On se souvient de Cecilia Sarkozy donnant dans un ouvrage, sujet à caution, Une envie de vérité, sa vision d’une période chahutée qui alimenta la chronique et fit le choux gras des médias, des mois durant. L’ex épouse  de Nicolas Sarkozy y revisitait, notamment, avec beaucoup d’approximations et d’aplomb, la fameuse soirée du Fouquet’s. A la stupéfaction des plus proches compagnons de l’ancien chef l’Etat qui n’en crurent pas leurs yeux, tant l’auteur s’accommode dans cet ouvrage de la vérité. Et quel battage médiatique!
Et voilà qu’une autre Première dame, chassée quant à elle de l’Elysée, tente de recoudre une image détricottée, écornée, par la presse. Difficile, humiliant, impudique, l’exercice est pourtant indispensable pour celle que la politique et un locataire de l’Elysée, particulièrement inélégant, auront tout simplement broyée.

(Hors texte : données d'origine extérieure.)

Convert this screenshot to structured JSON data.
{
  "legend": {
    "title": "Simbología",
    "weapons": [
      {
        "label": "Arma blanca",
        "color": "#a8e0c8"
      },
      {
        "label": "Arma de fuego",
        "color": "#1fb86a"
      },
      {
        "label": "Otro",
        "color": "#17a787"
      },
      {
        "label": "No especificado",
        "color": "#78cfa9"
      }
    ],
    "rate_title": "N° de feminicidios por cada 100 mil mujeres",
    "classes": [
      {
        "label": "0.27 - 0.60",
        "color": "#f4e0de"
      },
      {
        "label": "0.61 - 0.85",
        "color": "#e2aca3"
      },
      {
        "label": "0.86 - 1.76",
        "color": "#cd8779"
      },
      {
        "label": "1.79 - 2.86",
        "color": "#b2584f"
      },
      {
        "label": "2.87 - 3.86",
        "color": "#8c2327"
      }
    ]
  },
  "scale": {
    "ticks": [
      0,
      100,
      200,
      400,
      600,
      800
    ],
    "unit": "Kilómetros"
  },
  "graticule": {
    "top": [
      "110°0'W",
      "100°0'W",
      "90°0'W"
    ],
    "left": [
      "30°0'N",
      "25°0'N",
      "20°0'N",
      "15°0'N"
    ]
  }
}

Premier sentiment : l’opération Paris Match est une réussite. Tout le contraire d’une improvisation, mais le résultat d’une conversation planifiée où chaque phrase, chaque mot, semblent avoir été préalablement pesés au trébuchet, travaillés par l’intéressée. On savait que François Hollande avait déconseillé à Valérie Trierweiler de partir en Inde, craignant sans doute qu’elle se répande en confidences auprès de la meute de journalistes qui l’espérait, de Paris à New-Delhi. Mais s’attendait-il à une telle séquence médiatique, qui mêle habilement humanitaire et confessions à Paris Match? La juxtaposition de ce voyage avec ces premières déclarations faites sur fond de photos rappelant celles d’une Angelina Jolie au chevet d’enfants malades en Afrique, relève d’un plan de com’ plutôt habile.

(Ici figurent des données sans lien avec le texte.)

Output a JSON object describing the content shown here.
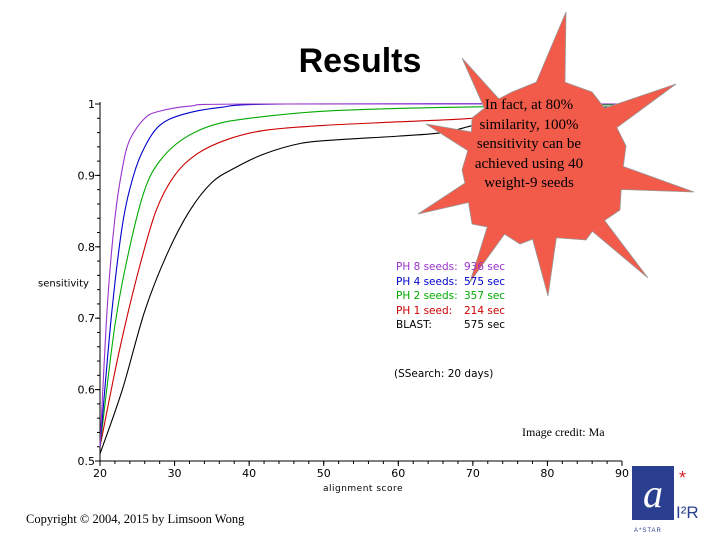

Voilà donc le chef de l’Etat et l’Elysée piégés par celle qui semble décidée à entamer un marathon médiatique, dont l’apogée sera sans nul doute un livre à paraitre : une bombe à retardement pour celle qui a démontré ce dont elle était capable en 140 signes sur tweeter. Qu’en sera-t-il en effet sur 250 pages ? Le choix des mots…Rejetée jusqu’ici par l’opinion, Valérie Trierweiler semble avoir trouvé le bon ton. Et le bon angle: celui d’une femme prise au piège au coeur du pouvoir.

Quitte à réécrire l’histoire. Car l’idée selon laquelle elle aurait découvert l’avant-veille de la sortie de Closer, le 10 janvier,  l’existence d’une idylle entre son compagnon et l’actrice Julie Gayet, est inaudible.
Mais peu importe : bien plus que son attitude cassante à l’égard des médias et sa distance face aux français de la rue, la brutalité, la sècheresse, du communiqué d’Hollande à l’AFP a fait l’effet d’une nausée chez nos concitoyens. Condamnée à l’exil, l’ex Première dame déchaine les discussions au  café du commerce, là où désormais le «serial lover» de l’Elysée, ce chef de l’Etat pris de priapisme, est bien plus étrillé.

Valérie Trierweiler, qui s’est plainte à Match du caractère austère et blafard de la photo mise cette semaine  en couverture du magazine, a désormais le contrôle entier de son calendrier médiatique. Libérée de son obligation de réserve, la journaliste a désormais toute latitude pour chroniquer et semer derrière elle petites phrases et confidences urticantes. Lâchée dans la nature, celle que l’histoire aura balayé comme un fétu de paille, va tenter une reconquête. Et il n’est pas dit qu’elle ne réussisse pas dans l’opposition, ce qu’elle a échoué quand elle était au pouvoir. Et que loin des édredons de l’Elysée, elle recouvre une identité.